Was wird zu erwarten sein, wenn das Land Tirol eine von Wasserkraftwerksplanungen profitierende Ingenieurgemeinschaft zur Beurteilung der Sinnhaftigkeit von Wasserkraftwerken beauftragt? Kann man es einem Pferdemetzger vorwerfen, wenn er in einem Lipizzaner lediglich eine Reihe von vermarktbaren Würsten vor Augen hat?

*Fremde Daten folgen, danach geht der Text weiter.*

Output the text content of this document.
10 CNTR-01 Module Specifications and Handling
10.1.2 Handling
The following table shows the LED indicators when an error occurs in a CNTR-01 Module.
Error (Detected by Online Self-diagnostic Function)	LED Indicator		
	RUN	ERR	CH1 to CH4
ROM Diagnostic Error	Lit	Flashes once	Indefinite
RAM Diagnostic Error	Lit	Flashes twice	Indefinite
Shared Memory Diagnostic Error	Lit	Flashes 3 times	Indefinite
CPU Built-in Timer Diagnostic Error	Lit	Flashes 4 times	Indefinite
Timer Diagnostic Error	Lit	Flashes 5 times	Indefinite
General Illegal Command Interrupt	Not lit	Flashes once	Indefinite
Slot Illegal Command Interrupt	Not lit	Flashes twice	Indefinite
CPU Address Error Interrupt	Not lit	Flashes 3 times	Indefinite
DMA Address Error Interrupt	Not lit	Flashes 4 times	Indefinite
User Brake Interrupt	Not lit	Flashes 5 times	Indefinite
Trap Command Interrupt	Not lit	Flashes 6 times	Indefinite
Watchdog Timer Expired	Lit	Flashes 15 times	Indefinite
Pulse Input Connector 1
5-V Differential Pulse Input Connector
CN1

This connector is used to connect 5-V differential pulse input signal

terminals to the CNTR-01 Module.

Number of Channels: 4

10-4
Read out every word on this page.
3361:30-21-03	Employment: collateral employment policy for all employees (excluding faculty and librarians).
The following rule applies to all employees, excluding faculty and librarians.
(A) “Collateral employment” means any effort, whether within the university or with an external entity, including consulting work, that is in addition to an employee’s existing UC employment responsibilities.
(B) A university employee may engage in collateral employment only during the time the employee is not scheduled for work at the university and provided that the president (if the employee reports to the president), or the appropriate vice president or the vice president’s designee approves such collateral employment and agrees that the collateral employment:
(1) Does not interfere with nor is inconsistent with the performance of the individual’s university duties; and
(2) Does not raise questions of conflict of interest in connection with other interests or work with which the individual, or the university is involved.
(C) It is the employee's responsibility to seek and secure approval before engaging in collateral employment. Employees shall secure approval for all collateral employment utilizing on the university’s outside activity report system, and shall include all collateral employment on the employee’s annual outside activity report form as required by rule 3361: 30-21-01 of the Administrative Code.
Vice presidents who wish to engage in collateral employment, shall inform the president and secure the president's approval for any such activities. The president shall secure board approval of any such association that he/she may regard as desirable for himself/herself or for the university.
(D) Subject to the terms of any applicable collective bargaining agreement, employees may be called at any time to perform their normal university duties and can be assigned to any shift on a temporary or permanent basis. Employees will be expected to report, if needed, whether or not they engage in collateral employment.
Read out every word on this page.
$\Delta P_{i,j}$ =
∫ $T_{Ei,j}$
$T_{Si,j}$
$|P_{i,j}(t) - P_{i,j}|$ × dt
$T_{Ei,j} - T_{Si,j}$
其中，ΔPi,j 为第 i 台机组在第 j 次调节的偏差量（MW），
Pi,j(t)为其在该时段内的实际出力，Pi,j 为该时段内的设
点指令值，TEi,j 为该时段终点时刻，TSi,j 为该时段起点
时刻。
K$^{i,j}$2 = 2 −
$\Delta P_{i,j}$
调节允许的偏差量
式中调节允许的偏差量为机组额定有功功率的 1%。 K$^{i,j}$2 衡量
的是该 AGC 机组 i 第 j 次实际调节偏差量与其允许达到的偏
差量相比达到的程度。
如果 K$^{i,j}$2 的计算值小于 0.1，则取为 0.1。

Unser Bezirk erzeugt schon deutlich mehr Strom als er verbraucht; soll er nun herhalten müssen für die Stromgelüste anderer? Unsere Landschaft ist zu schade für die Torschlusspanik von Kraftwerksbauern, die ihr Geschäftsfeld immer kleiner werden sehen und die Konkurrenz anderer sanfter Stromerzeugungsarten fürchten (so liegt die Akzeptanz der Windkraft weit vor jener der Wasserkraft und deckt z.B. das Burgenland seinen Strombedarf schon zu 66,2% aus Windenergie; in Deutschland erreichte Strom aus Photovoltaik bereits im dritten Quartal des Vorjahres die Netzparität).

Ein NEIN zu einer Stromkolonie Osttirol!!